Eka keluar untuk mencari Dewi. Mona, Rano, dan Rena membungkus ginseng dengan tanah lembab yang mereka dapatkan dari halaman. Jika mereka tidak dapat menjualnya hari ini, dia takut ginseng itu akan rusak dan tidak bisa dijual. Sejujurnya, Mona sendiri tidak begitu paham ginseng. Ia hanya pernah melihat dan mengetahui info tentang ginseng di internet, di kehidupannya yang sebelumnya.

Dewi yang sedang bekerja di lapangan diseret oleh putra sulungnya ke tempat sepi. Setelah berbisik pelan beberapa saat, dia buru-buru meminta izin dari mandor kerjanya dan bergegas pulang bersama putranya.

Ketiga anak itu duduk di atas lantai, menjaga harapan keluarga untuk membangun rumah, berharap ibunya segera kembali.

Ketika sosok Dewi terlihat pulang, anak-anak merasa lega, Akhirnya mereka menemukan seseorang yang bisa memberi mereka ide.

"Ibu sudah kembali," teriak Rano, mengintip di jendela untuk mengamati situasi di luar.

Ketika Dewi memasuki rumah, dia melihat tiga bersaudara yang mengelilingi ginseng, menatapnya dengan penuh semangat.

Sambil membungkuk, dia memeluk keempat orang itu satu per satu dengan wajah lembut.

"Anak baik, kamu melakukan hal luar biasa benar hari ini.
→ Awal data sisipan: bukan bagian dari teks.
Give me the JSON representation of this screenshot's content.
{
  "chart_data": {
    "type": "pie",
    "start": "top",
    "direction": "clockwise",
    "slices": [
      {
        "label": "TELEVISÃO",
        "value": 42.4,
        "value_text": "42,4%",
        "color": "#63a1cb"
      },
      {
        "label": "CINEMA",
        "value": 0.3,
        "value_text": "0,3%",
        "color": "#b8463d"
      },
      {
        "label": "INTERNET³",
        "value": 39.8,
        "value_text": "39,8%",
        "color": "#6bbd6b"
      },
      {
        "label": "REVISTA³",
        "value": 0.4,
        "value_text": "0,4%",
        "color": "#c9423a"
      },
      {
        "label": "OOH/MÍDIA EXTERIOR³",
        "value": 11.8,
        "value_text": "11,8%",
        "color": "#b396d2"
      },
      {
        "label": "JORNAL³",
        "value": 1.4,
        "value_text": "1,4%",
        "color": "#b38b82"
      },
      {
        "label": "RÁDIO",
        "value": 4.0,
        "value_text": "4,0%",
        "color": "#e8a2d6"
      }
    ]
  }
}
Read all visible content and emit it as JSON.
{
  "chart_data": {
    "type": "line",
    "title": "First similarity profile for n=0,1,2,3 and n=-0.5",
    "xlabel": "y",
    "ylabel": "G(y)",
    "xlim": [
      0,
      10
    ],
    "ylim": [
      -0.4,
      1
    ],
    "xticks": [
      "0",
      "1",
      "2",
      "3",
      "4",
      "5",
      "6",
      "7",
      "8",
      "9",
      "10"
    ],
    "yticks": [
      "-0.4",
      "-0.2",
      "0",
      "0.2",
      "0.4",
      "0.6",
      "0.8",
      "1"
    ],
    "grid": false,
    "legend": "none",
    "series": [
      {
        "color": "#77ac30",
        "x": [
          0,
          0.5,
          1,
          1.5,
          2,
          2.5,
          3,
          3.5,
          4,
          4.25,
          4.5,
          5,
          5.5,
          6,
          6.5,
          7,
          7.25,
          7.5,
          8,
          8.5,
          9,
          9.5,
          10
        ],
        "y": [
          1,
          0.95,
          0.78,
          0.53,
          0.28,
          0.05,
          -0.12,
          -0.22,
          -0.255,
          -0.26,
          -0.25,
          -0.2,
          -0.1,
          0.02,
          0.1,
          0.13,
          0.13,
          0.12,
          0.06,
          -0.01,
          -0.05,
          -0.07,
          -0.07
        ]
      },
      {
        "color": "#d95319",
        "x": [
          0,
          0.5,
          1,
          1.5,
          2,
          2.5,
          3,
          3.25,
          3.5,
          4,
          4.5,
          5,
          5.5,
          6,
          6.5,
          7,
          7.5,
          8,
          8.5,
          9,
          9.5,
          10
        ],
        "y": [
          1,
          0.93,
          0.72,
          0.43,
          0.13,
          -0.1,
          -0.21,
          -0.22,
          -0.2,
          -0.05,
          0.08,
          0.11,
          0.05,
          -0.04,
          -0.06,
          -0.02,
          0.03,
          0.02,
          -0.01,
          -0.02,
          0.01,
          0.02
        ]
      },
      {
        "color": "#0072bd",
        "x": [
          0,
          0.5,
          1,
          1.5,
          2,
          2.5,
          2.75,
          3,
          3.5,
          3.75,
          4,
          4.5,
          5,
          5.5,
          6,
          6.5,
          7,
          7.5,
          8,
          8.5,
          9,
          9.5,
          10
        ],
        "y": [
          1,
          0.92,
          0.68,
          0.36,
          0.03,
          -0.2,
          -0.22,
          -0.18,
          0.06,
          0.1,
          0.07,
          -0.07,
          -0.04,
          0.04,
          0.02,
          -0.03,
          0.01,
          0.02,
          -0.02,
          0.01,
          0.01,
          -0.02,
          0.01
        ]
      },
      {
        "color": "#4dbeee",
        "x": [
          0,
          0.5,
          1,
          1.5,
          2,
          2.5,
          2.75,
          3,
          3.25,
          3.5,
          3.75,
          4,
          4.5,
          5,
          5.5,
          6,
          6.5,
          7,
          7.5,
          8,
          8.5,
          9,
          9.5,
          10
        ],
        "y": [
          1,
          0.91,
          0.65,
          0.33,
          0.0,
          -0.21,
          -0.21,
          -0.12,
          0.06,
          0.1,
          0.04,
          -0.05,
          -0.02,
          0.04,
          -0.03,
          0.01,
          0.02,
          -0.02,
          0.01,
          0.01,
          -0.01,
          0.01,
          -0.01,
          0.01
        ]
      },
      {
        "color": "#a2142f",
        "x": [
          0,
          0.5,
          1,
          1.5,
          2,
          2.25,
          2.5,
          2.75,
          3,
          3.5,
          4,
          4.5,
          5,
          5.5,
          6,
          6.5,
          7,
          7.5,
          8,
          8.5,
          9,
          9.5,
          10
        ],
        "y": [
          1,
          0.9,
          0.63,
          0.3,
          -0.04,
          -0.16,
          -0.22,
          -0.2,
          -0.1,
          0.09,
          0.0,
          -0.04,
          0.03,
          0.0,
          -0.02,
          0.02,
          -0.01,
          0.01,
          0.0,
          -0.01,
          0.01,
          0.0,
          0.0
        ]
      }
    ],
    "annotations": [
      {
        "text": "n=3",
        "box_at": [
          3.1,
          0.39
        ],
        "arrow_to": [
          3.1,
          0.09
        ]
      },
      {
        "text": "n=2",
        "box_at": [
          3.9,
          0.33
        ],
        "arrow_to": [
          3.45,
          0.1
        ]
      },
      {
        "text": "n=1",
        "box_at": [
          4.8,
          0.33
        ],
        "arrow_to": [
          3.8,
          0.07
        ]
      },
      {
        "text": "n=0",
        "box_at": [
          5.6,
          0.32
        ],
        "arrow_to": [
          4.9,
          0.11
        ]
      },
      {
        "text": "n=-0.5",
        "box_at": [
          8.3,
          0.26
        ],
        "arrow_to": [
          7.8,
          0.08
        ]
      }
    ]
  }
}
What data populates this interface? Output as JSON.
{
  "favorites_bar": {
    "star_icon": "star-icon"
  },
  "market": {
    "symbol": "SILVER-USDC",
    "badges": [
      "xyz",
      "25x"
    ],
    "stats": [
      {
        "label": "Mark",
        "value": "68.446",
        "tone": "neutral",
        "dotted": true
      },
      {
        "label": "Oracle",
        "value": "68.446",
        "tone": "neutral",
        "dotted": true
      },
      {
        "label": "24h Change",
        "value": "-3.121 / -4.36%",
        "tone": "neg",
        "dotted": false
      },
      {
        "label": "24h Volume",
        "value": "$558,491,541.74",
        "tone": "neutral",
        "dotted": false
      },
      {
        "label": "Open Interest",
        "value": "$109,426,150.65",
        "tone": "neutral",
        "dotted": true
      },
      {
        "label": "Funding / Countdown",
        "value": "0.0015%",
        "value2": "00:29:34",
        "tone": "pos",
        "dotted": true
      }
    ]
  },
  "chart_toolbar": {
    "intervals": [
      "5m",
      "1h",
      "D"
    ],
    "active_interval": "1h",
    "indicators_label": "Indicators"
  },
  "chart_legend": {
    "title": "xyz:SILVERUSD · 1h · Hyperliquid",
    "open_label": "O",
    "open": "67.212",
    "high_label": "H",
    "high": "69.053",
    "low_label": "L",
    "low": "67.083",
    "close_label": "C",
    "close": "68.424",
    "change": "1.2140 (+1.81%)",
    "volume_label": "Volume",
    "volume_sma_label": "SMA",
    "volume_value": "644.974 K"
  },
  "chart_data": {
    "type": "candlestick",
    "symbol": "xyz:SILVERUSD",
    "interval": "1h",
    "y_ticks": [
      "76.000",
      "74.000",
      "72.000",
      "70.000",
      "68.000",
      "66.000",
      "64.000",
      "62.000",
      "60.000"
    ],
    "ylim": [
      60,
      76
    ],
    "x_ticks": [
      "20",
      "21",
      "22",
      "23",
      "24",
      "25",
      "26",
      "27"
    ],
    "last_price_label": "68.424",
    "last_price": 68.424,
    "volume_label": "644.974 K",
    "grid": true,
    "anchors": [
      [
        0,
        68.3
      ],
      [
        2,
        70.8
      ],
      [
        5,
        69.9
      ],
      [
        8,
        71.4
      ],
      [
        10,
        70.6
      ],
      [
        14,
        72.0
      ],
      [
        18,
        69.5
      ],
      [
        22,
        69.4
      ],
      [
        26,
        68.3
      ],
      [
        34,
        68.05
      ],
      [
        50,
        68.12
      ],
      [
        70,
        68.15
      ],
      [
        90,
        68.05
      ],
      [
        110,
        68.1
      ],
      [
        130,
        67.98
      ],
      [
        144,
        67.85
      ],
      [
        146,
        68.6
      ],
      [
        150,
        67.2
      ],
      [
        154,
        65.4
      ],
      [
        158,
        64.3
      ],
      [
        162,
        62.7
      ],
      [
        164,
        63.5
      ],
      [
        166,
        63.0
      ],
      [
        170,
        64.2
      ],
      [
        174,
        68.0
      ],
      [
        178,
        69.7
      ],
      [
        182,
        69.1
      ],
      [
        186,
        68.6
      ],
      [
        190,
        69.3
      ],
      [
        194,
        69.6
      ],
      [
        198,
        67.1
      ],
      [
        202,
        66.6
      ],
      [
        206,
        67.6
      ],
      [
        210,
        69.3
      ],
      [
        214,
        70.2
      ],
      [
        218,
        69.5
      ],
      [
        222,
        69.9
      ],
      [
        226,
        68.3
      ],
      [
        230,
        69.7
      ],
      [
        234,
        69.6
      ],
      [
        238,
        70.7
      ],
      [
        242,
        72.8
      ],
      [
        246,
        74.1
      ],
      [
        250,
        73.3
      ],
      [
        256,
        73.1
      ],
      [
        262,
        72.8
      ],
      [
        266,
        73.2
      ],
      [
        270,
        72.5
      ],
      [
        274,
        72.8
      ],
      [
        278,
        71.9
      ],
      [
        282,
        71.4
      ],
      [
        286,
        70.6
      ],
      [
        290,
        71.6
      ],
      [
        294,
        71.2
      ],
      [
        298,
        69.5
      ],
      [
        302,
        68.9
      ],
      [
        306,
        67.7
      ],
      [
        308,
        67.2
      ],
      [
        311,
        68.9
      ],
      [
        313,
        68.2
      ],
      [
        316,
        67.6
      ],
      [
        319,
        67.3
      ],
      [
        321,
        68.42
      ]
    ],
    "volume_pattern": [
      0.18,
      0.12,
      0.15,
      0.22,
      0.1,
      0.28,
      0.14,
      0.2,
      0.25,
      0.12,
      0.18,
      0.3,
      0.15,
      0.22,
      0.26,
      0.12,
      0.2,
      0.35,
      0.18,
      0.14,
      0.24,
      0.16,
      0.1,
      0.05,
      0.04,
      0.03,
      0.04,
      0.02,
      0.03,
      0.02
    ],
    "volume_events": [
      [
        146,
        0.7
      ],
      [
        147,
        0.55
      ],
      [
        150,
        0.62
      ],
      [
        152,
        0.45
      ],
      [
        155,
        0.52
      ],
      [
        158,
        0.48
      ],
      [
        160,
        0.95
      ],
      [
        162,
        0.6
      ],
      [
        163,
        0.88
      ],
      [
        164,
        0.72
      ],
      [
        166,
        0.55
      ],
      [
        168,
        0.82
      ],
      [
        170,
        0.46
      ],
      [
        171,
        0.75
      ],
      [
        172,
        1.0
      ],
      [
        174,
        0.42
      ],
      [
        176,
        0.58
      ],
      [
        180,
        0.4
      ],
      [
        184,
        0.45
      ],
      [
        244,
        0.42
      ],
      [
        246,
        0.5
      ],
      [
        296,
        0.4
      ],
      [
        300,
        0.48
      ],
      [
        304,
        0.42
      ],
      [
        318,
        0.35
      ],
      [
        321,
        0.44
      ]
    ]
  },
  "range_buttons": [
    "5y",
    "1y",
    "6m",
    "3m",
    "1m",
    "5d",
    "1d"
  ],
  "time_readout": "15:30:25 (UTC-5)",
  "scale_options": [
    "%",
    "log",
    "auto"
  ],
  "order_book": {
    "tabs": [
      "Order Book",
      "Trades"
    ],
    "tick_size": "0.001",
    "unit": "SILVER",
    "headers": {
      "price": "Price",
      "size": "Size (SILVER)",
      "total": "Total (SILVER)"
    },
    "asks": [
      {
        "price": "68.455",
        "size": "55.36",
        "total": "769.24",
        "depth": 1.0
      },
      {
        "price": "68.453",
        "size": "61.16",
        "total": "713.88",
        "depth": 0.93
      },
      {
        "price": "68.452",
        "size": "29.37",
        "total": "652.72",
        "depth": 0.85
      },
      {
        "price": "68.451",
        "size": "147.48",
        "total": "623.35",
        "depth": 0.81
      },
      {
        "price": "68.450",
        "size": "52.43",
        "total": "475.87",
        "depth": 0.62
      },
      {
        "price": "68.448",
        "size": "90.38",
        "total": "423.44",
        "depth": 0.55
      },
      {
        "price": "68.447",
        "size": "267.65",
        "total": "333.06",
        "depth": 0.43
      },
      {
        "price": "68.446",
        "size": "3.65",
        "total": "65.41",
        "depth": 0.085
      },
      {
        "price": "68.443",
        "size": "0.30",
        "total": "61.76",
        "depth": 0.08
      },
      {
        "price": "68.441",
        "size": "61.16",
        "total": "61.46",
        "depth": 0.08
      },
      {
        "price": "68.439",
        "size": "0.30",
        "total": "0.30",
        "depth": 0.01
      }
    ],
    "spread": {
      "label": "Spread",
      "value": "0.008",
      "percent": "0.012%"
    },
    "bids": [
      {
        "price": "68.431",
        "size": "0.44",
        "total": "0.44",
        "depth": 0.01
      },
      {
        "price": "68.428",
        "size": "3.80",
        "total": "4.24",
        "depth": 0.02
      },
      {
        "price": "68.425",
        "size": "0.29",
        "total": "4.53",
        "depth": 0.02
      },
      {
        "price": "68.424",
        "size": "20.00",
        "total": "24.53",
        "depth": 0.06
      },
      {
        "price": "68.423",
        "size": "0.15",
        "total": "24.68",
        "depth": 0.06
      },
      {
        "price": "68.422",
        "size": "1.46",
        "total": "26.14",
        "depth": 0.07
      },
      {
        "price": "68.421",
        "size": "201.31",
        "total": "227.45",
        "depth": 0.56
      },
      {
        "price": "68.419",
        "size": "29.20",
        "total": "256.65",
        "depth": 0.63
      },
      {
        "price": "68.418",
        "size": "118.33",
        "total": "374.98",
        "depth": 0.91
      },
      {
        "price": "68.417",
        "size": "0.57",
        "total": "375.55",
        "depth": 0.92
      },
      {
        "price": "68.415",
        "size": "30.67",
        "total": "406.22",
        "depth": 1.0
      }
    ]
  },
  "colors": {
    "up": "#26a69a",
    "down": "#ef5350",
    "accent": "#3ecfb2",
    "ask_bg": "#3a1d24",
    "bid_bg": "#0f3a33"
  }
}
Beri tahu ibu kita tentang ginseng. Ibu akan mengantarkan kalian ke kota. Membiarkan ginseng terlalu lama di rumah bisa bahaya."

Dewi tidak bodoh, jika ada yang tahu, maka akan ada keributan lagi. Pilihan yang paling tepat adalah segera menjualnya.

Saya melihat ginseng yang dikumpulkan oleh anak-anak, ginseng itu sangat besar. Meskipun Dewi tidak pernah melihatnya, dia telah mendengarnya sebelumnya. Benda ini sangat berharga.